How does pooling work?
Every pool has an income hurdle (the amount a member needs to earn before they contribute anything to the pool) and a contribution percentage (the % of earnings over the hurdle that is contributed to the pool).
Let’s say your pool has an income hurdle of $500K and a contribution percentage of 2%. In any given year, each pool member will pay into the pool 2% of their liquid income over $500K:
If you earn $600K/year, you will pay into the pool 2% of $100K, or $2,000
If you earn $200K/year, you will not pay anything into the pool that year because your earnings are below the hurdle
If you have a major liquidity event & earn $100M in a year, you will pay $1.99M into the pool (2% of $99.5M) & will retain $98M
How do you make sure people pay?
Pooling only works if contributions and distributions occur as promised. This is the central flaw with similar “handshake deals” among friends.
Every Pando pool is governed by a legally binding and enforceable contract, which lays out the rules for the pool. The contract clearly outlines when and how people pay, the penalties if payment is late or missed, and the intention to use legal remedies to enforce the obligation to pay.

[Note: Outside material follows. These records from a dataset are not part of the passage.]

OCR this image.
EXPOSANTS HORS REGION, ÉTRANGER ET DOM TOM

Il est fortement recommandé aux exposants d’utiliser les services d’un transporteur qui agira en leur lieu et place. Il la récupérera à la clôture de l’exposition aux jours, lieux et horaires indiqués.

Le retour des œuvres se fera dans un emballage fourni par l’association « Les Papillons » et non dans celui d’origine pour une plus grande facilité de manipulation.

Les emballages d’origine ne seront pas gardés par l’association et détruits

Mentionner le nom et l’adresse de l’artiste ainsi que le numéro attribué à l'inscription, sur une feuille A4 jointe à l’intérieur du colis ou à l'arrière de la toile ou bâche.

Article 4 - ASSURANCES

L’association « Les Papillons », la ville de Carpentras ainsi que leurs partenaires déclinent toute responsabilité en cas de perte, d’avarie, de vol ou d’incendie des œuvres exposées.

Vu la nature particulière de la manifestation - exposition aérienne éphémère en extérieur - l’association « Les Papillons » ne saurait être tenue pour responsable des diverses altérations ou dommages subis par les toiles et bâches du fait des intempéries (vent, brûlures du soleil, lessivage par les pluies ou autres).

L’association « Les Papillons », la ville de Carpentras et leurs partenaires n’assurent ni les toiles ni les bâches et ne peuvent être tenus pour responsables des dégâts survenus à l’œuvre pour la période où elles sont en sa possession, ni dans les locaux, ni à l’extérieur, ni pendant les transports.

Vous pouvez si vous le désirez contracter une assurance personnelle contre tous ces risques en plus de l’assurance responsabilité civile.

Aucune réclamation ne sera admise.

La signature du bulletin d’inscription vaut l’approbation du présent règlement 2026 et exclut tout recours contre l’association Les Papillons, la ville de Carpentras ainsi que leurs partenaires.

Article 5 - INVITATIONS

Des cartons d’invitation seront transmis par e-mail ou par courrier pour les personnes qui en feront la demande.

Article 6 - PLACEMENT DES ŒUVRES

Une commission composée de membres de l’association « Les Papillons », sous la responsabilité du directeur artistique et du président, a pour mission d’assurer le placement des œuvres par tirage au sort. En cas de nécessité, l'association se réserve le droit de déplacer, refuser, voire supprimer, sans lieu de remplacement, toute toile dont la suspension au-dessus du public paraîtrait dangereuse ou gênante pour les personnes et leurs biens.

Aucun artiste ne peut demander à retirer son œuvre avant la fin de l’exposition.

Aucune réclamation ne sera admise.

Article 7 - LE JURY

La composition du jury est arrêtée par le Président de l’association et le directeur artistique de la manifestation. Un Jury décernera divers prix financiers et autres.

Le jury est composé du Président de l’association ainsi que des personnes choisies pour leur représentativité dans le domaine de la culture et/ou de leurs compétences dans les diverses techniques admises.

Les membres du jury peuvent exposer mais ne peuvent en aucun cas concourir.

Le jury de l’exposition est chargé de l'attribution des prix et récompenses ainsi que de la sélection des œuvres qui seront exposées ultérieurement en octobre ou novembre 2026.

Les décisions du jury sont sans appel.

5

And remember, Pando only gets paid when the pool does, so we have ensured that there is no way for pool members to “game” the system.
Does Pando charge an admin fee?
Pando only makes money when you do. Our fee is calculated as a percentage of distributions from the pool, which covers the formation, administration and enforcement of the pool, as well as ongoing support for the lifetime of the pool.
Additionally, some clients select an optional monthly fee that reduces Pando's percentage. Each client is able to select the option that is right for them.
What if a pool member stops working?
All pool members have a one-year grace period in which they can receive distributions without meeting the minimum earnings threshold. Pando is - by design - here to smooth out income volatility.
In a second consecutive year of not meeting the minimum earnings threshold, a member will be “benched” from receiving distributions until they meet the threshold again. Put simply - if someone in your pool earns less than the minimum for two years, let’s say because they become a scuba instructor, they are no longer eligible for pool distributions until they again earn above that amount.
How are "earnings" defined?
Pools only include income that is a result of material effort during the time you were pooled. We don’t count any inheritance, spousal income or passive investments.
We want to make sure you are only responsible for pool contributions when you can afford to pay, so we don’t count illiquid earnings (like equity or carried interest) until a liquidation event occurs.